ケンタッキーダービーという頂に上り詰めたのなら。
もうひとつ、いや、あとふたつ。三つの冠を制するには、それらのレースも優勝する必要がある。
と、そういうわけで二冠目、ピムリコ競馬場で開催されるプリークネスステークス(ダート1900m)にも出走したわけだが……。
『さあ米二冠目、プリークネスを制するのは!? アメリカ馬か、日本馬か!? 最終直線に向き、各馬、仕掛けていきます。先頭は、先頭はなんと、なんとスペクタキュラービッド! ケンタッキーダービー馬スペクタキュラービッド! 鞍上日原、今日は前目に着けて押し切りを狙います! 前走とは打って変わって! プライヴェイトアカウントが追うが、届くどころ差は開く一方! 7、8、9馬身……突き放す突き放す!
スペクタキュラービッド、今ゴールイン! やはり日本馬! ケンタッキーダービー馬が見事やってくれました! 拳を突き上げて、日原も歓喜を露わにします!
勝ちタイムは……1.53.2! 惜しくもレコードには届きませんでしたが、見事な勝ちっぷりを見せてくれました!』
と、このようにスペちゃんが圧勝してくれたのだ。
となると、残る一冠はベルモントパーク競馬場のGⅠベルモントステークス。
無敗で米二冠を達成したとなれば、三冠達成への注目度はなおさら高まるばかりだろう。
日本調教馬での達成となると、1977年にシアトルスルーが名手を背に成し遂げたのが記憶に新しい。
聞いたところによると、日本競馬内でもスペクタキュラービッドが三冠馬となるのかどうか、そういう話題で持ち切りだという。

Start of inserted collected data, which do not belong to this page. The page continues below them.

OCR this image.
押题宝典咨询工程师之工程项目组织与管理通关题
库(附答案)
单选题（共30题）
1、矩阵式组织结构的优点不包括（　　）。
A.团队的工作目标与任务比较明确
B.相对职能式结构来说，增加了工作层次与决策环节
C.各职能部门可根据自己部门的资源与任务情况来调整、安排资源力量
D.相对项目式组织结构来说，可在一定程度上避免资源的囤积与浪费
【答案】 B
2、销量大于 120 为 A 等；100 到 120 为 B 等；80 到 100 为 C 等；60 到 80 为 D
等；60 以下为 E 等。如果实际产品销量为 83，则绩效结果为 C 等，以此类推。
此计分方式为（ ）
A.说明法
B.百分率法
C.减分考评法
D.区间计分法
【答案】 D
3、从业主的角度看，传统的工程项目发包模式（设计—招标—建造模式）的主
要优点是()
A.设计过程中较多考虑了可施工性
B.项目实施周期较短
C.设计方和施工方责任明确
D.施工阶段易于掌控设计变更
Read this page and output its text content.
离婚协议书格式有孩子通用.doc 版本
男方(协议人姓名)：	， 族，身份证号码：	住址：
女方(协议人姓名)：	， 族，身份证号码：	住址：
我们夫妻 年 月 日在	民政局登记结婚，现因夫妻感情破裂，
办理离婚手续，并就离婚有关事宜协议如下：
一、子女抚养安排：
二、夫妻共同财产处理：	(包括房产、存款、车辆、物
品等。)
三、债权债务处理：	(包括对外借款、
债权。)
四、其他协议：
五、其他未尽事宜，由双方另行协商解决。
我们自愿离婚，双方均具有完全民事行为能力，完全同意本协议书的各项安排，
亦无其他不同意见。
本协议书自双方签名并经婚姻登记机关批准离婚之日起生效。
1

日本からの期待に応えて、ベルモントも勝って歴史的快挙をもう一度、といきたいところではあるが……。
今度ばかりはそう簡単に勝てそうな気がしない。
史実において、スペクタキュラービッドという名馬は2000mならば
本当にセクレタリアトと対決したならばどうなるか、というのはさておいて。
なにせ、このベルモントステークスが2400mという距離で行われるのだから。
実際、史実では安全ピンを踏み抜いてしまうというアクシデントこそあったものの、ベルモントでは無念の敗退を喫している。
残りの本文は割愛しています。